# Just joined the Handcrafted Soapmakers Guild...



## AshleyR (Mar 15, 2009)

I'm taking advantage of the Self Employment Program here in Canada (same thing Lindy did!) and beginning the process of opening my own business. It'll be awhile yet (I have just completed the paperwork to get accepted to the program and am still waiting to hear if I've been approved). 

Anyway, I just joined the Handcrafted Soapmakers Guild. I have seen the logo on other soapmakers' websites and do believe it adds credibility to your business. I'm really excited to check it out!

I haven't gotten any information in my email about it yet, so I thought I'd come here and ask others who are members what they like about it. I love that people/businesses can easily search for soapmakers in their area. Luckily there aren't all that many of us in Canada, and so I think having a link on their site can be really beneficial to us, since the list of soapmakers here is not that big. 

I'm curious though, does the Soapmakers Guild advertise quite a bit? I was mostly interested in getting the logo for my website, but am also wondering if having a membership will help advertise my business more. Do you know of any magazines that they actually advertise in?

What are the other benefits of having a membership with them?
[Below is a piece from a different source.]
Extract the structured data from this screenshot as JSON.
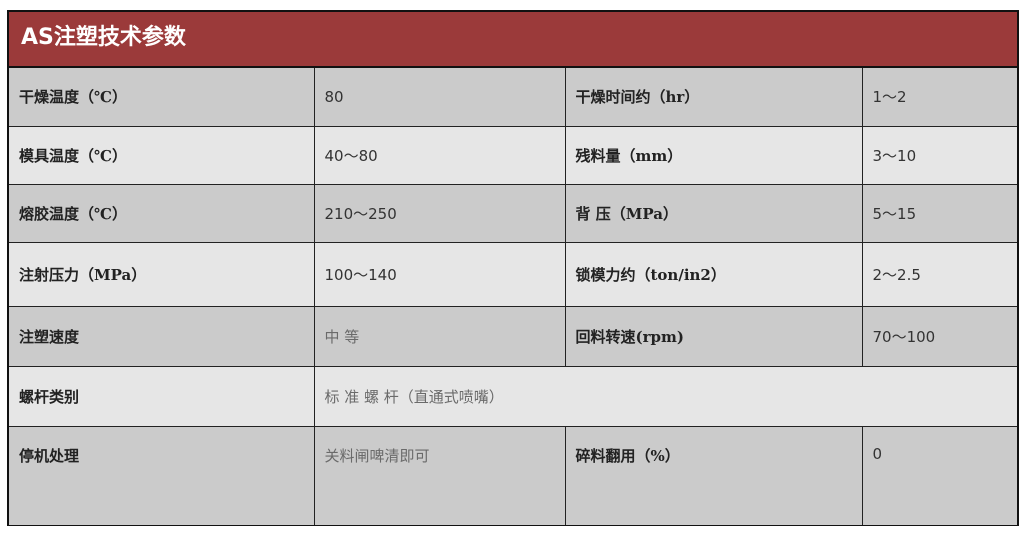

Thanks guys!  I'm really excited about this. My website is almost there - but I can't do much until I go through this program. It'll be months before I can actually sell yet...


----------



## smellitlikeitissoaps (Mar 15, 2009)

INSURANCE! I have the membership for the product liability insurance :wink:


----------



## AshleyR (Mar 15, 2009)

smellitlikeitissoaps said:
			
		

> INSURANCE! I have the membership for the product liability insurance :wink:



Lucky! I live in Canada though and they don't offer the insurance for Canadian memberships.


----------



## Lindy (Mar 15, 2009)

Ashley - I feel that the membership adds credibility for us & I have the logo on my website.  Aquarius offers 10% for HSMG members on all their products.  Something else you should check into is the PST for Ontario.  Here in BC if you are a PST registrant and the product you are buying is for the manufacture of your product you are PST exempt - if you are not a PST registrant then you can`t claim any of the PST back on your taxes which is why I became a tax registrant.
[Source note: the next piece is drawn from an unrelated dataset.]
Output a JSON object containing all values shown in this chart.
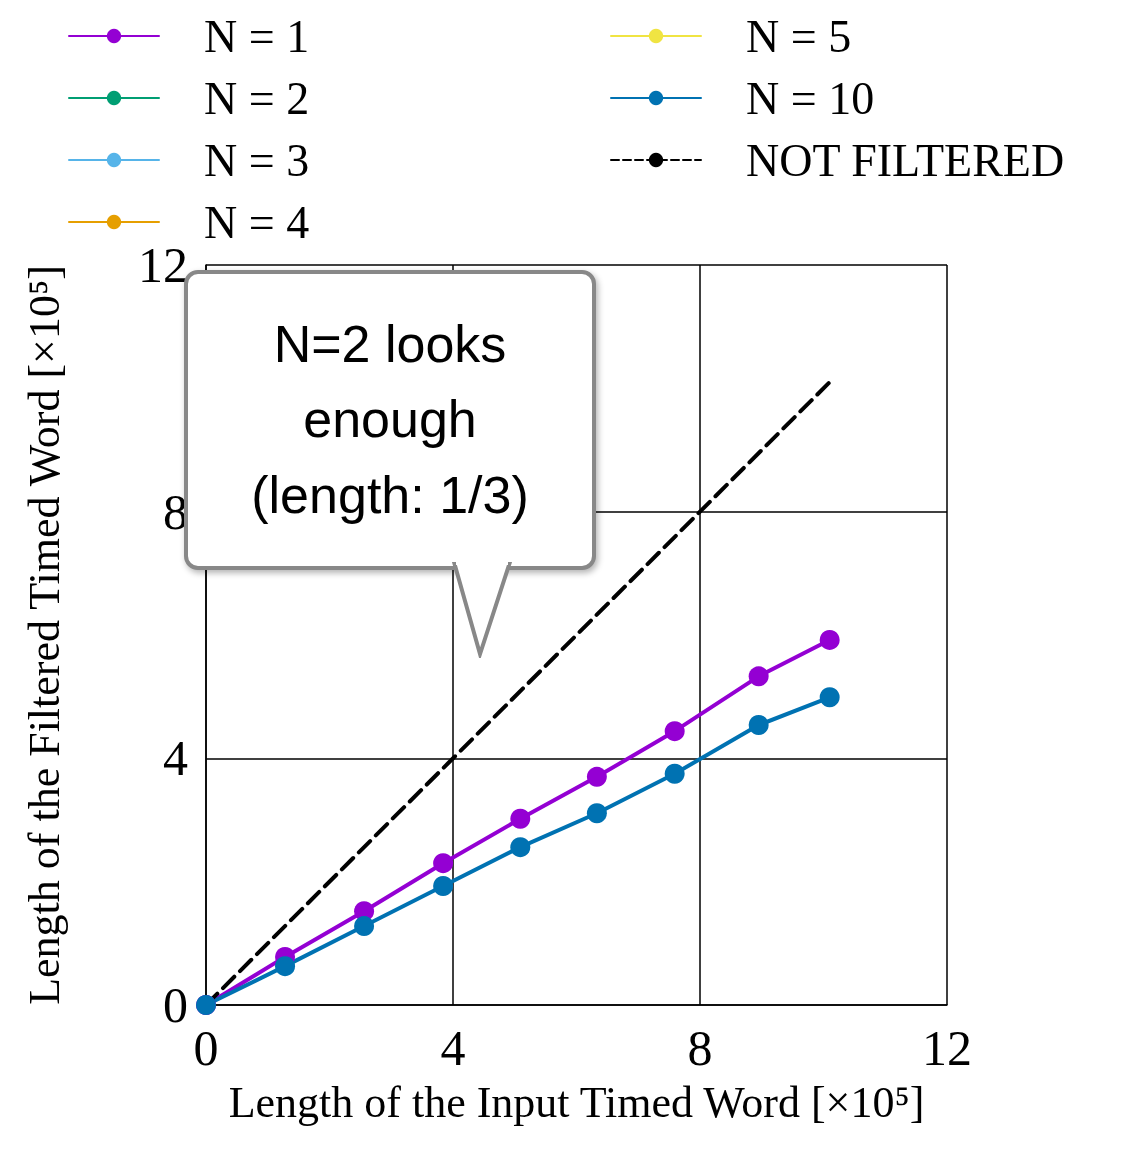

I don`t know if HSMG does any advertising or not quite frankly.  When you get to the Business Plan stage of your program make sure to list your guild membership.


----------



## jcandleattic (Mar 16, 2009)

I've gone to the website, but not sure I want to join until I read the magazine or whatever. 
I requested a copy MONTHS ago, and again about 4 weeks ago, and still have received nothing- 

Sounds like a good resource though.


----------



## Guest (Apr 16, 2009)

Have you heard anything yet Ashley? I am thinking about joining too .I would think they must have a lot of good stuff to read in their forums etc.


----------



## AshleyR (Apr 17, 2009)

Kitn said:
			
		

> Have you heard anything yet Ashley? I am thinking about joining too .I would think they must have a lot of good stuff to read in their forums etc.
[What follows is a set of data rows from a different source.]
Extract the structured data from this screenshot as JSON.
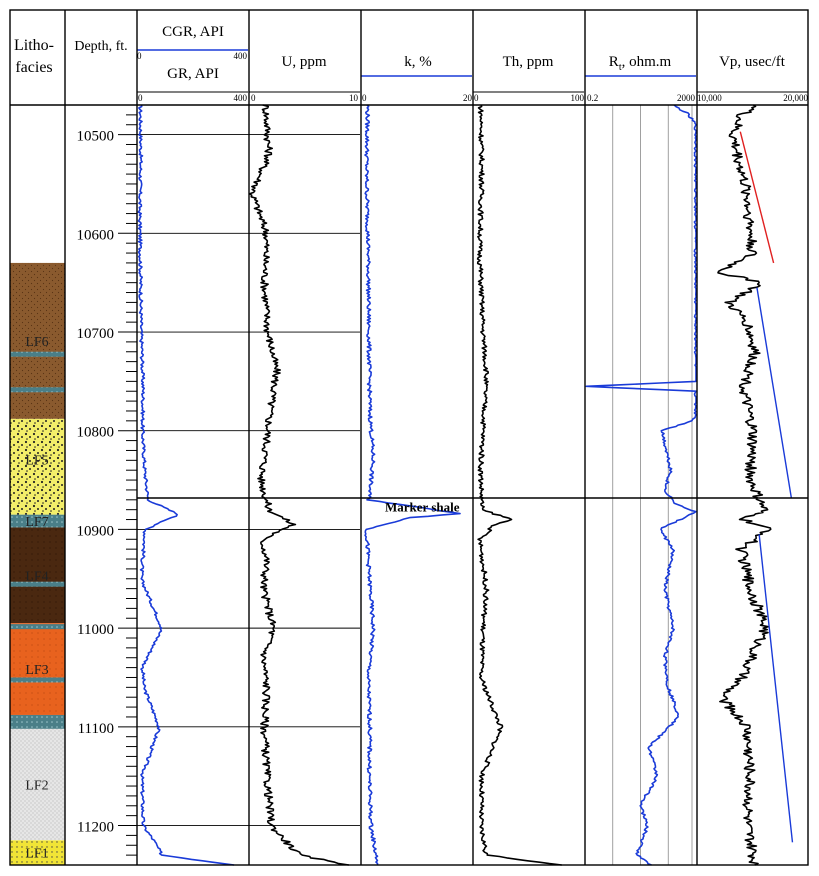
{
  "chart_data": {
    "type": "well-log",
    "depth_range": [
      10470,
      11240
    ],
    "depth_ticks": [
      10500,
      10600,
      10700,
      10800,
      10900,
      11000,
      11100,
      11200
    ],
    "headers": {
      "lithofacies": [
        "Litho-",
        "facies"
      ],
      "depth": "Depth, ft."
    },
    "tracks": [
      {
        "key": "cgr",
        "label": "CGR, API",
        "min_label": "0",
        "max_label": "400",
        "color": "#1a3bd8"
      },
      {
        "key": "gr",
        "label": "GR, API",
        "min_label": "0",
        "max_label": "400",
        "color": "#1a3bd8"
      },
      {
        "key": "u",
        "label": "U, ppm",
        "min_label": "0",
        "max_label": "10",
        "color": "#000000"
      },
      {
        "key": "k",
        "label": "k, %",
        "min_label": "0",
        "max_label": "20",
        "color": "#1a3bd8"
      },
      {
        "key": "th",
        "label": "Th, ppm",
        "min_label": "0",
        "max_label": "100",
        "color": "#000000"
      },
      {
        "key": "rt",
        "label": "Rt, ohm.m",
        "label_main": "R",
        "label_sub": "t",
        "label_rest": ", ohm.m",
        "min_label": "0.2",
        "max_label": "2000",
        "scale": "log",
        "color": "#1a3bd8"
      },
      {
        "key": "vp",
        "label": "Vp, usec/ft",
        "min_label": "10,000",
        "max_label": "20,000",
        "color": "#000000"
      }
    ],
    "lithofacies": [
      {
        "label": "",
        "top": 10470,
        "base": 10630,
        "pattern": "none"
      },
      {
        "label": "LF6",
        "top": 10630,
        "base": 10788,
        "pattern": "brown"
      },
      {
        "label": "LF5",
        "top": 10788,
        "base": 10870,
        "pattern": "sand"
      },
      {
        "label": "LF7",
        "top": 10885,
        "base": 10898,
        "pattern": "teal"
      },
      {
        "label": "LF4",
        "top": 10898,
        "base": 10995,
        "pattern": "darkbrown"
      },
      {
        "label": "LF3",
        "top": 10995,
        "base": 11088,
        "pattern": "orange"
      },
      {
        "label": "LF2",
        "top": 11102,
        "base": 11215,
        "pattern": "gray"
      },
      {
        "label": "LF1",
        "top": 11215,
        "base": 11240,
        "pattern": "yellow"
      }
    ],
    "thin_bands": [
      10722,
      10758,
      10875,
      10955,
      10998,
      11052,
      11094
    ],
    "annotations": [
      {
        "text": "Marker shale",
        "depth": 10886,
        "track": "k"
      }
    ],
    "trend_lines": [
      {
        "track": "vp",
        "color": "#e02020",
        "from": [
          10497,
          13900
        ],
        "to": [
          10630,
          16900
        ]
      },
      {
        "track": "vp",
        "color": "#1a3bd8",
        "from": [
          10655,
          15400
        ],
        "to": [
          10868,
          18500
        ]
      },
      {
        "track": "vp",
        "color": "#1a3bd8",
        "from": [
          10905,
          15600
        ],
        "to": [
          11217,
          18600
        ]
      }
    ],
    "series": {
      "cgr": {
        "depth": [
          10470,
          10520,
          10580,
          10640,
          10700,
          10720,
          10760,
          10800,
          10840,
          10870,
          10885,
          10900,
          10950,
          11000,
          11040,
          11060,
          11100,
          11150,
          11200,
          11215,
          11230,
          11240
        ],
        "value": [
          12,
          14,
          10,
          13,
          15,
          18,
          22,
          20,
          28,
          40,
          150,
          30,
          15,
          90,
          20,
          25,
          80,
          18,
          22,
          60,
          90,
          350
        ]
      },
      "u": {
        "depth": [
          10470,
          10520,
          10560,
          10600,
          10650,
          10700,
          10740,
          10780,
          10820,
          10850,
          10880,
          10895,
          10910,
          10930,
          10960,
          11000,
          11030,
          11060,
          11100,
          11150,
          11200,
          11230,
          11240
        ],
        "value": [
          1.5,
          1.8,
          0.3,
          1.6,
          1.4,
          1.7,
          2.5,
          1.9,
          1.5,
          1.1,
          1.8,
          4.0,
          1.2,
          1.6,
          1.3,
          2.2,
          1.3,
          1.6,
          1.4,
          1.6,
          2.0,
          4.5,
          9.0
        ]
      },
      "k": {
        "depth": [
          10470,
          10540,
          10620,
          10700,
          10780,
          10830,
          10870,
          10884,
          10888,
          10900,
          10950,
          11000,
          11050,
          11100,
          11150,
          11200,
          11240
        ],
        "value": [
          1.2,
          1.0,
          1.3,
          1.4,
          1.6,
          2.2,
          1.4,
          18.0,
          9.0,
          1.0,
          1.5,
          2.2,
          1.3,
          1.6,
          1.5,
          1.8,
          3.0
        ]
      },
      "th": {
        "depth": [
          10470,
          10540,
          10620,
          10700,
          10740,
          10780,
          10840,
          10880,
          10890,
          10895,
          10910,
          10960,
          11000,
          11050,
          11100,
          11150,
          11200,
          11230,
          11240
        ],
        "value": [
          7,
          8,
          6,
          9,
          12,
          10,
          7,
          8,
          35,
          20,
          6,
          12,
          9,
          7,
          25,
          8,
          7,
          12,
          80
        ]
      },
      "rt": {
        "depth": [
          10470,
          10478,
          10490,
          10560,
          10680,
          10750,
          10755,
          10760,
          10785,
          10790,
          10800,
          10840,
          10860,
          10875,
          10882,
          10900,
          10920,
          10960,
          11000,
          11030,
          11060,
          11090,
          11120,
          11150,
          11180,
          11200,
          11230,
          11240
        ],
        "value": [
          300,
          900,
          2000,
          2000,
          2000,
          2000,
          0.2,
          2000,
          2000,
          1500,
          120,
          250,
          150,
          400,
          2000,
          100,
          300,
          150,
          300,
          150,
          200,
          500,
          40,
          80,
          20,
          35,
          15,
          50
        ]
      },
      "vp": {
        "depth": [
          10470,
          10480,
          10500,
          10560,
          10620,
          10640,
          10650,
          10670,
          10690,
          10720,
          10760,
          10800,
          10850,
          10880,
          10890,
          10900,
          10920,
          10960,
          11000,
          11050,
          11070,
          11100,
          11150,
          11200,
          11240
        ],
        "value": [
          15500,
          14000,
          13200,
          14500,
          15000,
          12000,
          16000,
          12800,
          14500,
          15200,
          14200,
          15000,
          14800,
          16000,
          14200,
          16500,
          14000,
          14800,
          16200,
          14000,
          12200,
          14500,
          14800,
          14500,
          15200
        ]
      }
    }
  }
}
Yep I heard back from them a few days after this (should have done an update!)

The forums there are not that busy. Honestly, I haven't really used them at all! :\


----------



## rubato456 (Oct 8, 2009)

i just joined hcsmg too! i see they are having their 2010 conference in denver! my parents live in boulder which is about an hour from denver....i could go to the conference and then see mom and dad! awesome!


----------



## SilverMaple (Oct 8, 2009)

I want to go to the Conference, but it's just not in my budget and it's at the wrong time of the year!!

I ordered my sample magazine and had it within 2 weeks.  Have you called about it?  Maybe they don't have any extra until the new issue comes out??


----------



## rubato456 (Oct 8, 2009)

they have a payment plan for the conference, you can make monthly payments until feb 2010. i'm anxious to get my membership # so i can start doing this....i've not gotten anything back from tuhem yet


----------